Als ich die Dokumentation Wirklich nochmal Trump, Amerika? von Ingo Zamperoni gesehen habe, blieb mir eine Frau besonders im Gedächtnis: Courtney Downs aus Greenleaf, Wisconsin. Ein Bundesstaat, der Joe Biden 2020 zum Sieg verholfen hat – damals ein entscheidender Teil der sogenannten Blue Wall. Doch diesmal fehlte diese Unterstützung für Harris. Einer der Gründe? Frauen wie Courtney Downs, vor allem weiße Frauen, wie die Wahlergebnisse zeigen, sind nach wie vor von einer Form des Sexismus geprägt, die sich nicht sofort aufdrängt. Sie schreit nicht ins Gesicht: „Frauen gehören nicht in Führungspositionen!“ Nein, es ist der subtilere, tief internalisierte Sexismus, den Frauen verinnerlicht haben, oft ohne es zu merken.
Bei Courtney wird dieser Effekt noch durch ihre Bibeltreue verstärkt. Ihrer Meinung nach – und ich zitiere sinngemäß – seien Frauen „viel zu emotional“, um ein Amt wie das des Präsidenten auszufüllen. Ja, ich gendere hier bewusst nicht, um die Wucht dieses Statements in seiner ganzen Tragweite zu zeigen.
Aber warum betone ich hier so stark das Frau-Sein von Harris? Natürlich bin ich mir bewusst, dass sie als Person of Colour ohnehin schon genug Barrieren zu überwinden hat.

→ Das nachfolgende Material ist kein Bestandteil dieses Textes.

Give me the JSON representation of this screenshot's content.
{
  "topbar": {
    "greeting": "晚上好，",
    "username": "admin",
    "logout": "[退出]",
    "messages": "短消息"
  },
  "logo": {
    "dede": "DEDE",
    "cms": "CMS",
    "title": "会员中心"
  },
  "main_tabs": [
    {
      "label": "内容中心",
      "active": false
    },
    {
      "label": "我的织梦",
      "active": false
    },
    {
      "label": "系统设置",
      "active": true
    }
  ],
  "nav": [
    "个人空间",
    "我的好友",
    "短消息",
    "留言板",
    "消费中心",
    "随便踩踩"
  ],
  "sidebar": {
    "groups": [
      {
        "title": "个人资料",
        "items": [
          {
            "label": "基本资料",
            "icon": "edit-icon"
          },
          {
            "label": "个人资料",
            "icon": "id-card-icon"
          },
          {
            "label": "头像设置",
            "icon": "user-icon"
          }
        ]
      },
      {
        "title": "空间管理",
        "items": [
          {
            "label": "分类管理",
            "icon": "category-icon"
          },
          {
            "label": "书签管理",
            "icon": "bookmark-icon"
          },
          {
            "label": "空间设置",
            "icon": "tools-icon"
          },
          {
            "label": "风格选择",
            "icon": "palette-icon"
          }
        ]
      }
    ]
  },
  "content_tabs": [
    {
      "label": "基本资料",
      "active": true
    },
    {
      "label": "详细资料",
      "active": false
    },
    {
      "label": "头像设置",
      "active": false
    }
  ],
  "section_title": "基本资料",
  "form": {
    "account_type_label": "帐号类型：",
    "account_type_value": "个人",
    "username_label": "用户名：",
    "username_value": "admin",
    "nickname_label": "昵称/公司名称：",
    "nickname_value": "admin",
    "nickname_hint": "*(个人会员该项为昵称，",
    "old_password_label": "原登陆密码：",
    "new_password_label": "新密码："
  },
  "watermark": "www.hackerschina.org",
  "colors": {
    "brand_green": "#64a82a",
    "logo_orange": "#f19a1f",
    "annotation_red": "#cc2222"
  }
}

Doch es ist genau diese spezifische Kombination – oder vielmehr die Intersektion – aus Ethnie und Geschlecht, die ihr zum Verhängnis wurde. 2009, als Barack Obama zum Präsidenten gewählt wurde, war seine Identität als Schwarzer Mann kein Deal Breaker. War die Gesellschaft damals liberaler? Oder haben sich die politischen Lager – auch dank Trump – in den letzten Jahren so radikal verhärtet, dass wir lieber einem Kriminellen vertrauen, nur weil er der Dominanzgesellschaft ähnlicher sieht?
Ich habe keine endgültigen Antworten auf diese Fragen. Was ich jedoch sicher weiß, ist, dass diese Wahl nicht nur ein politischer Machtkampf war. Sie ist ein Spiegelbild dessen, wie tief verwurzelt gesellschaftliche Vorurteile, verkrustete Machtstrukturen und kapitalistische Interessen miteinander verwoben sind. Diese perfekte Symbiose aus Angst und Status quo treibt Menschen dazu, sich ans Altbekannte zu klammern – an eine vermeintlich „starke Hand“, auch wenn sie destruktiv ist.
Für mich ist das ein ernüchternder Beweis dafür, dass wir von der Welt, wie ich sie mir wünsche, noch Lichtjahre entfernt sind.
Mittel zum Sieg: Angst schüren, Hass verbreiten?
Was uns dieser Sieg zeigt: Wir alle sind beeinflussbar. Geschickt inszenierte Erzählungen – von der angeblich aufgefressenen Hauskatze über Männlichkeitsmythen in Podcasts à la Andrew Tate bis hin zur aufgeheizten Debatte um das Bürgergeld – verzerren unser Bild von Realität, Menschen und Fakten. Meinungen werden auf eine Stufe mit Fakten gestellt, und wer versucht, Meinungen mit Fakten zu widerlegen, stößt oft auf wenig Verständnis oder gar keine Beach. Denn Fakten, die nicht ins eigene Weltbild passen, werden schlicht ignoriert. Es ist bequemer, alles zu glauben, was sich vertraut anfühlt – das spart Energie. Aber ist es auch klug?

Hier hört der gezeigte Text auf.